We know that being physically active has a positive impact on our wellbeing, and that setting goals is an important motivator for staying physically active. When it comes to running, many can make the mistake of inadequately preparing because they assume it’s an easy skill to pick up.

Physically preparing for distance running

It’s important to take steps to set yourself up for success when you start running to ensure you’re training safely. This is especially important if the goal is to be able to run long distances, such as a half or full marathon.

Dr Luke Del Vecchio is an Exercise Scientist, Accredited Exercise Physiologist and Lecturer in the Faculty of Health at Southern Cross University, and says it’s crucial to prepare your body for long-distance running.

‘I think it’s paramount that anyone who’s considering embarking on a substantial running achievement, like running a marathon – it’s a substantial achievement really in itself – is to understand just how much load their body’s going to go through,’ he tells Wellbeing by Teacher.

When running, Del Vecchio says the load (or weight) that your body is likely to encounter is up to three times your body weight each time your feet hit the ground. ‘From a safety perspective, if the loads that the body accumulates outpaces the body’s ability to heal, then you’re getting closer and closer to an injury which is going to take you away from achieving your goal.’

The importance of correct footwear

When your body is being subjected to this much weight while running, it makes sense that you should focus first on ensuring you have the correct footwear to support you on your long-distance run.

‘If you’re going to invest in a physical challenge like running a marathon, you need to make sure you’re starting on the right foot and with the right footwear,’ Del Vecchio shares. ‘It’s vitally important to prevent injury and to be safe that you start with your feet and make sure you get the correct shoes, and those shoes should be fitted by a professional, such as a podiatrist.’
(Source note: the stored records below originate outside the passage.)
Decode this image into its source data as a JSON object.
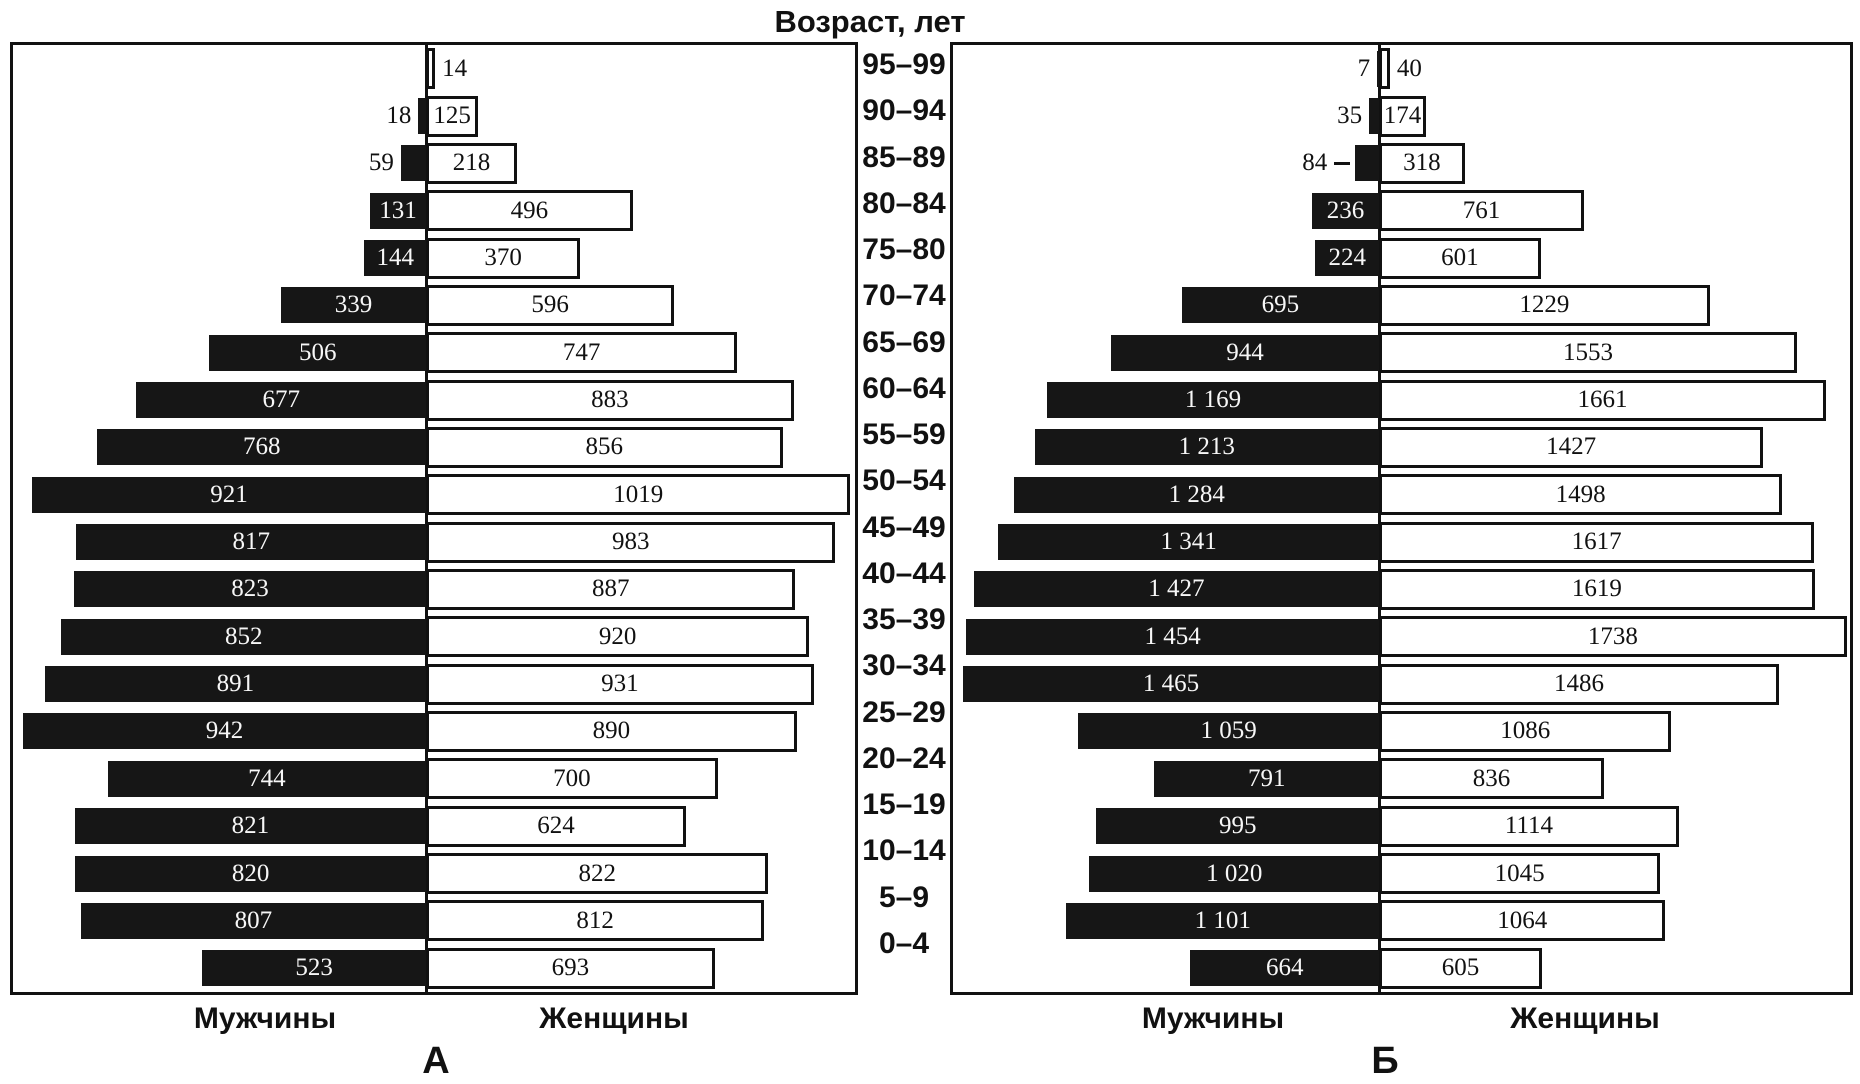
{
  "title": "Возраст, лет",
  "age_groups": [
    "95–99",
    "90–94",
    "85–89",
    "80–84",
    "75–80",
    "70–74",
    "65–69",
    "60–64",
    "55–59",
    "50–54",
    "45–49",
    "40–44",
    "35–39",
    "30–34",
    "25–29",
    "20–24",
    "15–19",
    "10–14",
    "5–9",
    "0–4"
  ],
  "panels": [
    {
      "letter": "А",
      "men_label": "Мужчины",
      "women_label": "Женщины",
      "axis_pct": 49.06,
      "men_full_scale": 965,
      "women_full_scale": 1030,
      "rows": [
        {
          "age": "95–99",
          "men": null,
          "men_text": null,
          "men_outside": false,
          "leader": false,
          "women": 14,
          "women_text": "14",
          "women_outside": true
        },
        {
          "age": "90–94",
          "men": 18,
          "men_text": "18",
          "men_outside": true,
          "leader": false,
          "women": 125,
          "women_text": "125",
          "women_outside": false
        },
        {
          "age": "85–89",
          "men": 59,
          "men_text": "59",
          "men_outside": true,
          "leader": false,
          "women": 218,
          "women_text": "218",
          "women_outside": false
        },
        {
          "age": "80–84",
          "men": 131,
          "men_text": "131",
          "men_outside": false,
          "leader": false,
          "women": 496,
          "women_text": "496",
          "women_outside": false
        },
        {
          "age": "75–80",
          "men": 144,
          "men_text": "144",
          "men_outside": false,
          "leader": false,
          "women": 370,
          "women_text": "370",
          "women_outside": false
        },
        {
          "age": "70–74",
          "men": 339,
          "men_text": "339",
          "men_outside": false,
          "leader": false,
          "women": 596,
          "women_text": "596",
          "women_outside": false
        },
        {
          "age": "65–69",
          "men": 506,
          "men_text": "506",
          "men_outside": false,
          "leader": false,
          "women": 747,
          "women_text": "747",
          "women_outside": false
        },
        {
          "age": "60–64",
          "men": 677,
          "men_text": "677",
          "men_outside": false,
          "leader": false,
          "women": 883,
          "women_text": "883",
          "women_outside": false
        },
        {
          "age": "55–59",
          "men": 768,
          "men_text": "768",
          "men_outside": false,
          "leader": false,
          "women": 856,
          "women_text": "856",
          "women_outside": false
        },
        {
          "age": "50–54",
          "men": 921,
          "men_text": "921",
          "men_outside": false,
          "leader": false,
          "women": 1019,
          "women_text": "1019",
          "women_outside": false
        },
        {
          "age": "45–49",
          "men": 817,
          "men_text": "817",
          "men_outside": false,
          "leader": false,
          "women": 983,
          "women_text": "983",
          "women_outside": false
        },
        {
          "age": "40–44",
          "men": 823,
          "men_text": "823",
          "men_outside": false,
          "leader": false,
          "women": 887,
          "women_text": "887",
          "women_outside": false
        },
        {
          "age": "35–39",
          "men": 852,
          "men_text": "852",
          "men_outside": false,
          "leader": false,
          "women": 920,
          "women_text": "920",
          "women_outside": false
        },
        {
          "age": "30–34",
          "men": 891,
          "men_text": "891",
          "men_outside": false,
          "leader": false,
          "women": 931,
          "women_text": "931",
          "women_outside": false
        },
        {
          "age": "25–29",
          "men": 942,
          "men_text": "942",
          "men_outside": false,
          "leader": false,
          "women": 890,
          "women_text": "890",
          "women_outside": false
        },
        {
          "age": "20–24",
          "men": 744,
          "men_text": "744",
          "men_outside": false,
          "leader": false,
          "women": 700,
          "women_text": "700",
          "women_outside": false
        },
        {
          "age": "15–19",
          "men": 821,
          "men_text": "821",
          "men_outside": false,
          "leader": false,
          "women": 624,
          "women_text": "624",
          "women_outside": false
        },
        {
          "age": "10–14",
          "men": 820,
          "men_text": "820",
          "men_outside": false,
          "leader": false,
          "women": 822,
          "women_text": "822",
          "women_outside": false
        },
        {
          "age": "5–9",
          "men": 807,
          "men_text": "807",
          "men_outside": false,
          "leader": false,
          "women": 812,
          "women_text": "812",
          "women_outside": false
        },
        {
          "age": "0–4",
          "men": 523,
          "men_text": "523",
          "men_outside": false,
          "leader": false,
          "women": 693,
          "women_text": "693",
          "women_outside": false
        }
      ]
    },
    {
      "letter": "Б",
      "men_label": "Мужчины",
      "women_label": "Женщины",
      "axis_pct": 47.5,
      "men_full_scale": 1500,
      "women_full_scale": 1750,
      "rows": [
        {
          "age": "95–99",
          "men": 7,
          "men_text": "7",
          "men_outside": true,
          "leader": false,
          "women": 40,
          "women_text": "40",
          "women_outside": true
        },
        {
          "age": "90–94",
          "men": 35,
          "men_text": "35",
          "men_outside": true,
          "leader": false,
          "women": 174,
          "women_text": "174",
          "women_outside": false
        },
        {
          "age": "85–89",
          "men": 84,
          "men_text": "84",
          "men_outside": true,
          "leader": true,
          "women": 318,
          "women_text": "318",
          "women_outside": false
        },
        {
          "age": "80–84",
          "men": 236,
          "men_text": "236",
          "men_outside": false,
          "leader": false,
          "women": 761,
          "women_text": "761",
          "women_outside": false
        },
        {
          "age": "75–80",
          "men": 224,
          "men_text": "224",
          "men_outside": false,
          "leader": false,
          "women": 601,
          "women_text": "601",
          "women_outside": false
        },
        {
          "age": "70–74",
          "men": 695,
          "men_text": "695",
          "men_outside": false,
          "leader": false,
          "women": 1229,
          "women_text": "1229",
          "women_outside": false
        },
        {
          "age": "65–69",
          "men": 944,
          "men_text": "944",
          "men_outside": false,
          "leader": false,
          "women": 1553,
          "women_text": "1553",
          "women_outside": false
        },
        {
          "age": "60–64",
          "men": 1169,
          "men_text": "1 169",
          "men_outside": false,
          "leader": false,
          "women": 1661,
          "women_text": "1661",
          "women_outside": false
        },
        {
          "age": "55–59",
          "men": 1213,
          "men_text": "1 213",
          "men_outside": false,
          "leader": false,
          "women": 1427,
          "women_text": "1427",
          "women_outside": false
        },
        {
          "age": "50–54",
          "men": 1284,
          "men_text": "1 284",
          "men_outside": false,
          "leader": false,
          "women": 1498,
          "women_text": "1498",
          "women_outside": false
        },
        {
          "age": "45–49",
          "men": 1341,
          "men_text": "1 341",
          "men_outside": false,
          "leader": false,
          "women": 1617,
          "women_text": "1617",
          "women_outside": false
        },
        {
          "age": "40–44",
          "men": 1427,
          "men_text": "1 427",
          "men_outside": false,
          "leader": false,
          "women": 1619,
          "women_text": "1619",
          "women_outside": false
        },
        {
          "age": "35–39",
          "men": 1454,
          "men_text": "1 454",
          "men_outside": false,
          "leader": false,
          "women": 1738,
          "women_text": "1738",
          "women_outside": false
        },
        {
          "age": "30–34",
          "men": 1465,
          "men_text": "1 465",
          "men_outside": false,
          "leader": false,
          "women": 1486,
          "women_text": "1486",
          "women_outside": false
        },
        {
          "age": "25–29",
          "men": 1059,
          "men_text": "1 059",
          "men_outside": false,
          "leader": false,
          "women": 1086,
          "women_text": "1086",
          "women_outside": false
        },
        {
          "age": "20–24",
          "men": 791,
          "men_text": "791",
          "men_outside": false,
          "leader": false,
          "women": 836,
          "women_text": "836",
          "women_outside": false
        },
        {
          "age": "15–19",
          "men": 995,
          "men_text": "995",
          "men_outside": false,
          "leader": false,
          "women": 1114,
          "women_text": "1114",
          "women_outside": false
        },
        {
          "age": "10–14",
          "men": 1020,
          "men_text": "1 020",
          "men_outside": false,
          "leader": false,
          "women": 1045,
          "women_text": "1045",
          "women_outside": false
        },
        {
          "age": "5–9",
          "men": 1101,
          "men_text": "1 101",
          "men_outside": false,
          "leader": false,
          "women": 1064,
          "women_text": "1064",
          "women_outside": false
        },
        {
          "age": "0–4",
          "men": 664,
          "men_text": "664",
          "men_outside": false,
          "leader": false,
          "women": 605,
          "women_text": "605",
          "women_outside": false
        }
      ]
    }
  ],
  "colors": {
    "men_bar": "#161616",
    "women_bar_fill": "#ffffff",
    "stroke": "#111111"
  },
  "chart_data": [
    {
      "type": "bar",
      "variant": "population-pyramid",
      "panel": "А",
      "title": "Возраст, лет",
      "categories": [
        "95–99",
        "90–94",
        "85–89",
        "80–84",
        "75–80",
        "70–74",
        "65–69",
        "60–64",
        "55–59",
        "50–54",
        "45–49",
        "40–44",
        "35–39",
        "30–34",
        "25–29",
        "20–24",
        "15–19",
        "10–14",
        "5–9",
        "0–4"
      ],
      "series": [
        {
          "name": "Мужчины",
          "side": "left",
          "values": [
            null,
            18,
            59,
            131,
            144,
            339,
            506,
            677,
            768,
            921,
            817,
            823,
            852,
            891,
            942,
            744,
            821,
            820,
            807,
            523
          ]
        },
        {
          "name": "Женщины",
          "side": "right",
          "values": [
            14,
            125,
            218,
            496,
            370,
            596,
            747,
            883,
            856,
            1019,
            983,
            887,
            920,
            931,
            890,
            700,
            624,
            822,
            812,
            693
          ]
        }
      ],
      "value_labels": "shown on every bar",
      "xlim_left": [
        0,
        965
      ],
      "xlim_right": [
        0,
        1030
      ],
      "grid": false,
      "legend": "none"
    },
    {
      "type": "bar",
      "variant": "population-pyramid",
      "panel": "Б",
      "title": "Возраст, лет",
      "categories": [
        "95–99",
        "90–94",
        "85–89",
        "80–84",
        "75–80",
        "70–74",
        "65–69",
        "60–64",
        "55–59",
        "50–54",
        "45–49",
        "40–44",
        "35–39",
        "30–34",
        "25–29",
        "20–24",
        "15–19",
        "10–14",
        "5–9",
        "0–4"
      ],
      "series": [
        {
          "name": "Мужчины",
          "side": "left",
          "values": [
            7,
            35,
            84,
            236,
            224,
            695,
            944,
            1169,
            1213,
            1284,
            1341,
            1427,
            1454,
            1465,
            1059,
            791,
            995,
            1020,
            1101,
            664
          ]
        },
        {
          "name": "Женщины",
          "side": "right",
          "values": [
            40,
            174,
            318,
            761,
            601,
            1229,
            1553,
            1661,
            1427,
            1498,
            1617,
            1619,
            1738,
            1486,
            1086,
            836,
            1114,
            1045,
            1064,
            605
          ]
        }
      ],
      "value_labels": "shown on every bar",
      "xlim_left": [
        0,
        1500
      ],
      "xlim_right": [
        0,
        1750
      ],
      "grid": false,
      "legend": "none"
    }
  ]
}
Assessing your own strength levels

The body’s lower limbs, such as the calf, are also going to be absorbing a lot of this load while running. Therefore, another crucial element of preparation is to assess your body’s strength.

‘If those muscles aren’t strong enough to absorb those forces, they get moved into other tissues like ligaments and tendons and joint structures and that’s where we can start to see the development of some of these common injuries [like Achilles tendinitis or shin splints],’ Del Vecchio says.

A simple way to check your own calf strength is to perform a standing heel-rise rest. You can do this by standing with one leg on a step and raising yourself up on your toes before lifting yourself all the way down (so you feel a stretch in the calf muscle) as many times as you can.

‘Our first aim is to see, can I get 30 repetitions? That’s a benchmark level of strength that we’d expect [for younger, healthy males and females]. The more you want to run, the further you want to run, the higher that number. But as a starting point, test yourself. See if you can do 30 repetitions on each leg and then make sure they’re not too different.

‘What we don’t want to see is one side being able to perform a lot more repetitions than the other. And then if you do identify that you can’t do that [30 repetitions on both sides], then the first exercise you would work on is building up your calf strength.’

How to safely increase your running distance

When your goal is to complete a half or full marathon, it’s also important to allow enough training time to ensure you are increasing your running distance at a safe pace. The best rule of thumb, Del Vecchio shares, is to increase your distance by no more than 10 per cent each week.

‘That’s the upper limit of overload. If you exceed that 10 per cent you could be exposing your body to loads that you just simply cannot recover from… and when the accumulation of load outpaces your body’s ability to heal, you’re heading for trouble. You’re heading for some sort of repetitive strain injury,’ he says.

The easiest way to increase your running distance at a safe pace is to plan backwards. So, for example, if you can comfortably run five kilometres and your goal is to run a 21-kilometre half marathon, you can use the 10 per cent rule to work out how long it might take for you to close that distance gap.

‘It’s the old saying of failing to plan is planning to fail, isn’t it? And in this case there is an absolute necessity to plan in advance.’